Царев аккуратно сложил исписанные листы, добрел до кровати, не выпуская из рук бутылки, и плюхнулся, не раздеваясь. Рядом на прикроватной тумбочке он увидел поднос: столовый прибор с салфетками, графин с розовым вином, наверное, бокал, тарелку и пару столовых предметов, накрытых крышечками. Но Степа уже потерял интерес к съестному. В организме билось одно желание: поспать. И, хлебнув на посошок водочки, Степа уснул. Моментально.
7.
Разогнавшись, Царев оставил Мысль далеко позади. Удивляясь краешком сознания - быстрее собственной мысли! - он бежал вперед узким извилистым коридором ДОМа, а Мысль звенела где-то позади, отставая на два-три коридорных поворота. Неистовая радость овладела Степой. Он успеет раньше Мысли!
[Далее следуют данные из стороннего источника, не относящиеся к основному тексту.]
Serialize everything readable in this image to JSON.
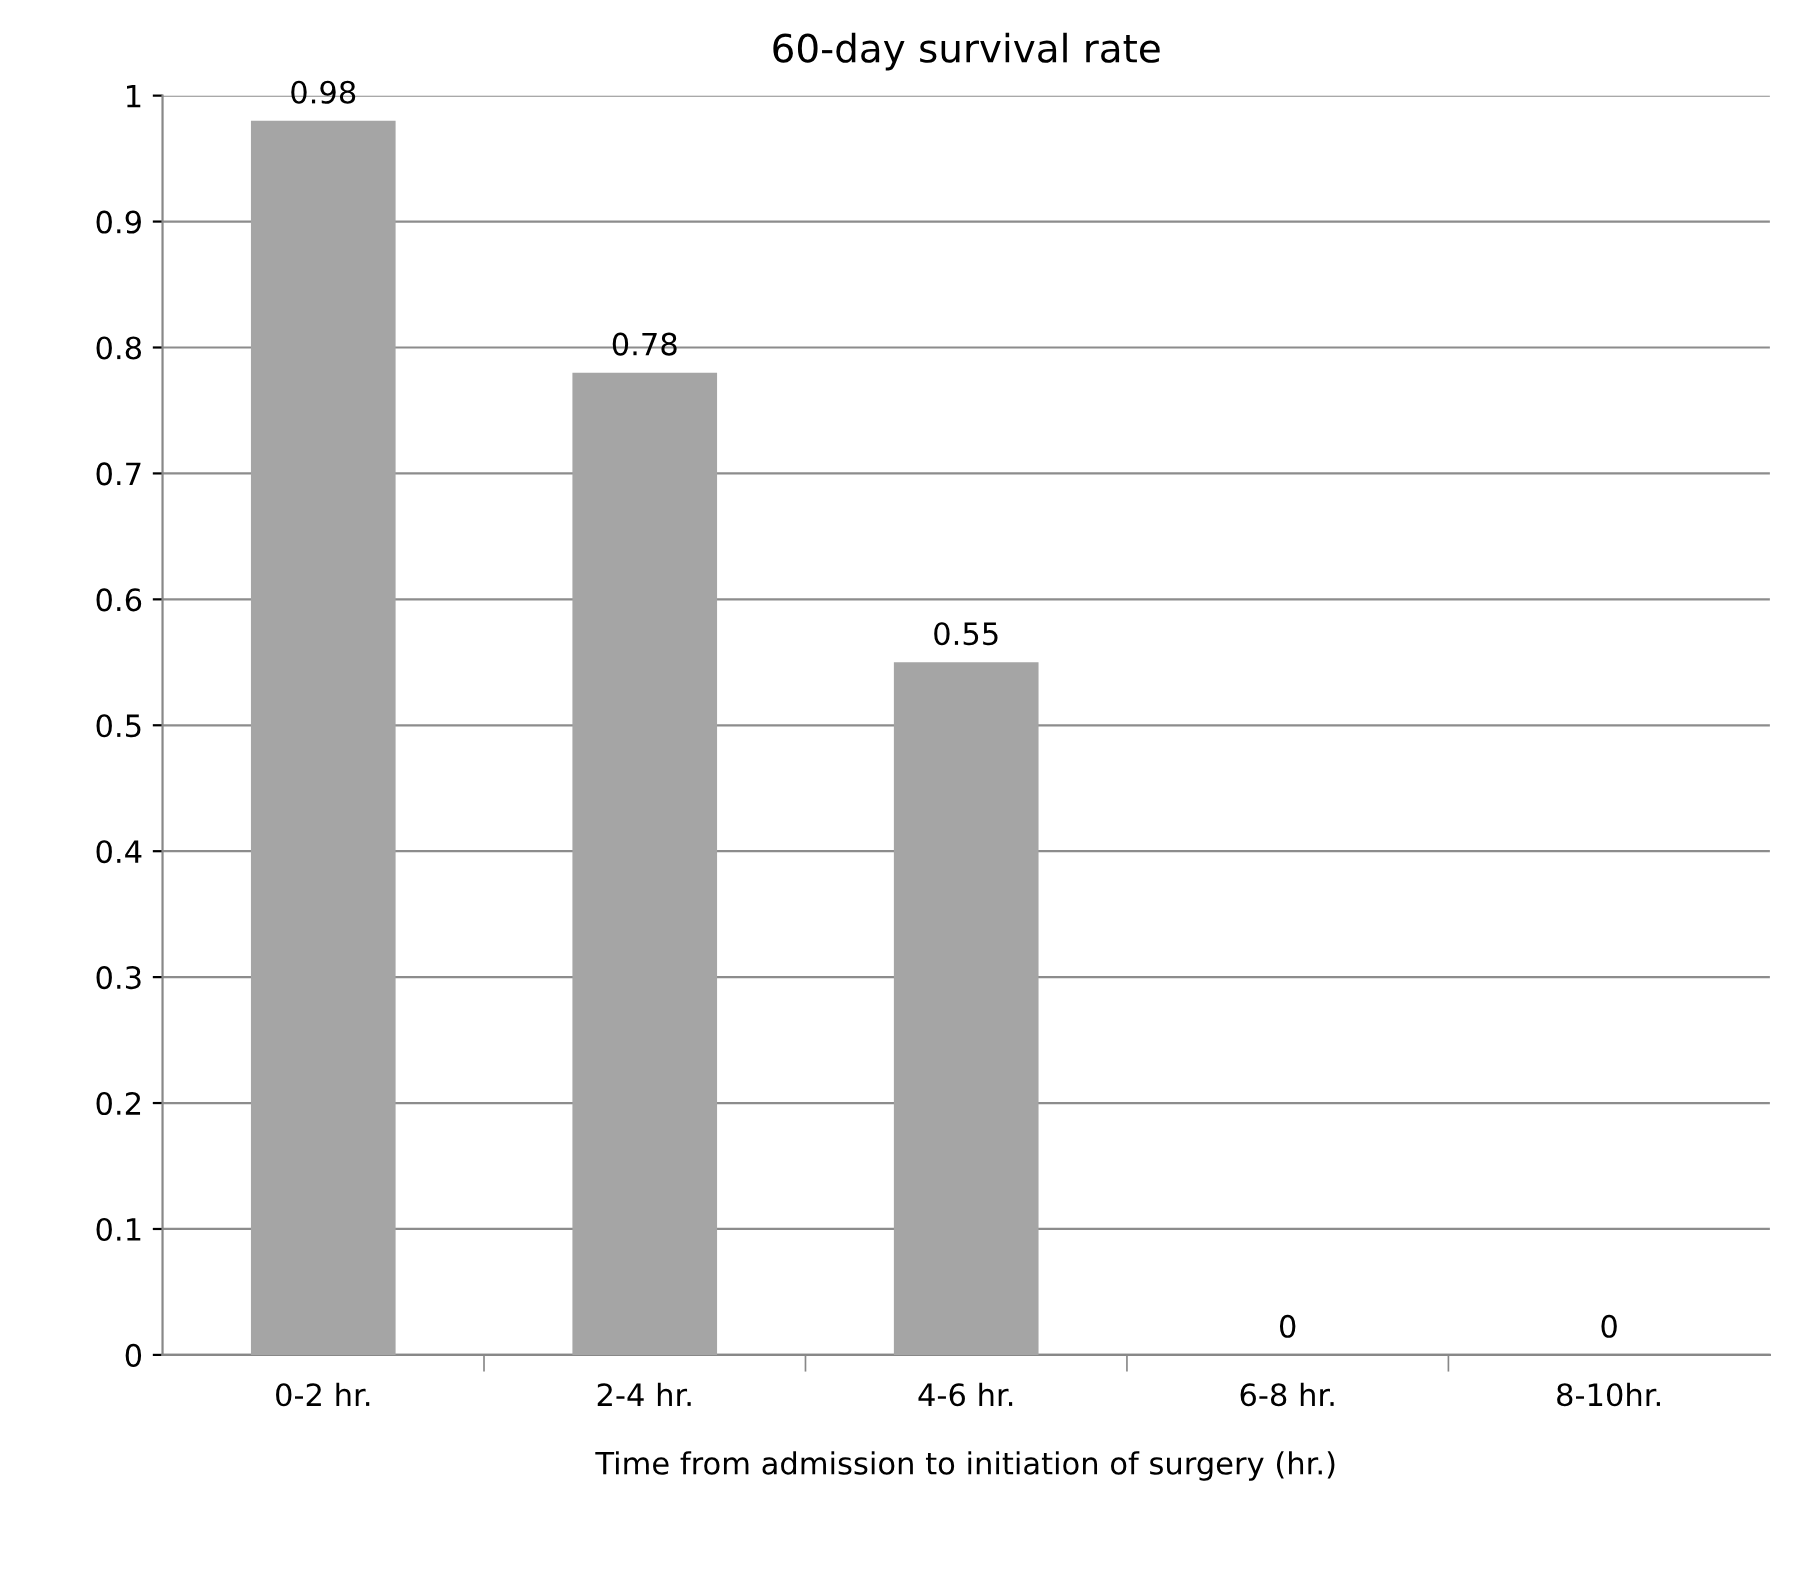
{
  "chart_data": {
    "type": "bar",
    "title": "60-day survival rate",
    "xlabel": "Time from admission to initiation of surgery (hr.)",
    "categories": [
      "0-2 hr.",
      "2-4 hr.",
      "4-6 hr.",
      "6-8 hr.",
      "8-10hr."
    ],
    "values": [
      0.98,
      0.78,
      0.55,
      0,
      0
    ],
    "color": "#a5a5a5",
    "ylim": [
      0,
      1
    ],
    "yticks": [
      0,
      0.1,
      0.2,
      0.3,
      0.4,
      0.5,
      0.6,
      0.7,
      0.8,
      0.9,
      1
    ],
    "grid": "y",
    "data_labels": true
  }
}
Правда, не знал - куда, но это было не важно.
Затормозить Степан не успел и с размаху врезался в массивные двери столовой. "Опять высшая категория трапезничать изволит", - только и успел ехидно подумать Степа, и тут же ему в затылок всей мощью врезалась раскочегарившаяся на всех парах Мысль - обстоятельная такая, полновесная. И припечатала Царева к дверям. Двери не выдержали напора и ввалились в столовую, а следом за ними - и Степан, влетевший по вине своей грандиозной Мысли без стука. Потревоженные персоны враз повернули головы, воззрясь на распластанного под тяжестью Мысли нарушителя покоя.
- Здрас-с-с... - виновато зашелестел было Степа, но тут же заткнулся, пораженный увиденным. Он смотрел на лица присутствующих и чувствовал, как крутятся шарики-ролики в его мозгах, с каким угрожающим скрипом они проворачиваются, вот-вот слетят с катушек. Давящая в затылок Мысль становилась все грузнее, она, казалось, расплющивала Царева в лепешку. "Так вот, зачем Мысль меня догоняла - предупредить, сообщить, чтобы помочь мне сохранить рассудок. Но как так? Откуда они здесь? А если это действительно они, как я оказался с ними?". Чувствуя, что рассудок готов попрощаться с хозяином, Степа изо всех сил рванулся и завертелся волчком, сбрасывая Мысль с загривка, заорал дурным голосом и проснулся.
Схватившись рукой за грудь, Царев тяжело дышал, отплевываясь от дурноты сна. Болела шея, колотилось безумно сердце, да и все тело разламывалось, словно и впрямь Степа пробежал марафонскую дистанцию еще и с такими фантасмагорическими препятствиями.
Вдруг Степана пронзила боль, заслонившая все физические страдания: "Я успел во сне сбросить с себя Мысль. Я прогнал ее". Голова и впрямь была пуста, как покинутое дятлом дупло. Царев обхватил дупло руками и закачался из стороны в сторону:
- Вернись, вернись, - простонал он, призывая Мысль-беглянку обратно.
Степины причитания прервал гулкий металлический звук. Степан замер. Звук повторился.
- Вторая категория, - пробормотал Царев. - Я в нее вхожу? Или я вне?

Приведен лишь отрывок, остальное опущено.